G(F(F( ... F(x₀, y₀) ... )))
  \________/
   k times

where the initial state is (x₀, y₀).

The state transition function F is defined

F(x, y) = (y ^ shr(y, 19), x ^ ror(y, 7))

and the output function G is defined

G(x, y) = y + ((x * x) ^ ((x * x) >> 64))

where x and y are u64s, and we use both the lower and upper halves of a (u64, u64) -> u128 full multiply. We further require the state to not be all zeros, i.e. (x, y) ≠ (0, 0).

There are two things to note about these functions. First, F can be thought of as an invertible linear transformation on the space F₂¹²⁸ of vectors of 128 bits, i.e. F is an element of GL(128, F₂). Second, G can be thought of as a permutation on F₂¹²⁸ / { 0 } followed by a truncation.
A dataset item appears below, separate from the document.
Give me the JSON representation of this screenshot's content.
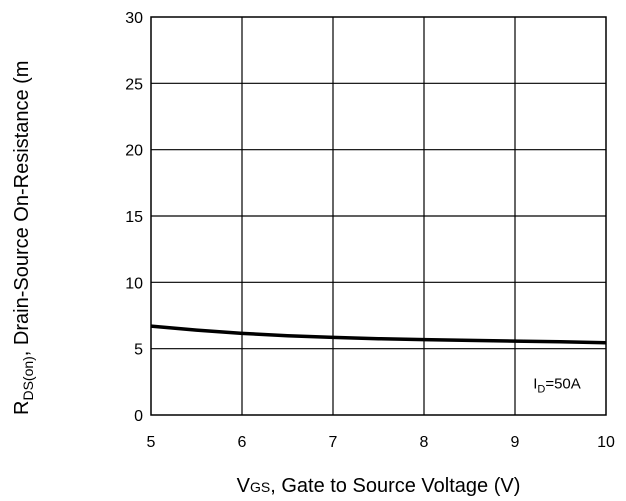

The Period of the State Transition Function

We will demonstrate that the state transition function has full period 2¹²⁸ - 1. We can do the necessary computations on binary matrices in GL(128, F₂). Let A be the binary matrix representing our transition. Then it is sufficient to show that

pow(A, 2¹²⁸ - 1) = I

and

pow(A, (2¹²⁸ - 1) / p) ≠ I

for all prime divisors p of 2¹²⁸ - 1, where I is the identity matrix. We can compute powers pow(A, n) in O(log(n)) time, so these computations are feasible. Actually, it is a little faster to check the equivalent pow(A, 2¹²⁸) = A for the first condition.

The Mersenne number 2¹²⁸ - 1 factors into Fermat numbers as

2¹²⁸ - 1 =
    (2¹ + 1)
    * (2² + 1)
    * (2⁴ + 1)
    * (2⁸ + 1)
    * (2¹⁶ + 1)
    * (2³² + 1)
    * (2⁶⁴ + 1)

and the prime factorizations of small(er) Fermat numbers are well known. The full prime factorization of 2¹²⁸ - 1 is

2¹²⁸ - 1 =
    3
    * 5
    * 17
    * 257
    * 65_537
    * 641
    * 6_700_417
    * 274_177
    * 67_280_421_310_721

The complete set of (α, β) such that

(x, y) ⇒ (y ^ shr(y, α), x ^ ror(y, β))

has full period is

α=19 β=7
α=29 β=23 
α=33 β=29 

and we use (19, 7) because it has the least sparse transition matrix.

Maximal Equidistribution

The fact that the random number generator is maximally 1-equidistributed follows immediately from the fact that the state transition function has full period and that the output function is a truncated permutation.

Indeed, a Feistel round

(x, y) ⇒ (y + H(x), x)

is a permutation irrespective of any properties of H.

The output multiset is F₂¹²⁸ / 0 truncated to 64 bits, so 0 occurs 2⁶⁴ - 1 times and every other value occurs 2⁶⁴ times.

Design Considerations

A state size of 128 bits was selected because 64 bits might be too small for some non-cryptographic applications, but 128 bits should be enough for almost everything.

The state transition function is similar in spirit to those in the xorshift extended family, but is weakened as much as possible while retaining a full period.

The output function contains a mixer which does a (u64, u64) -> u128 full multiply and then xors the lower and upper halves. This does a lot of mixing while being relatively cheap on modern CPUs in phones, laptops, and servers. This kind of mixer was inspired by similar constructions in the mum-hash and wyhash libraries.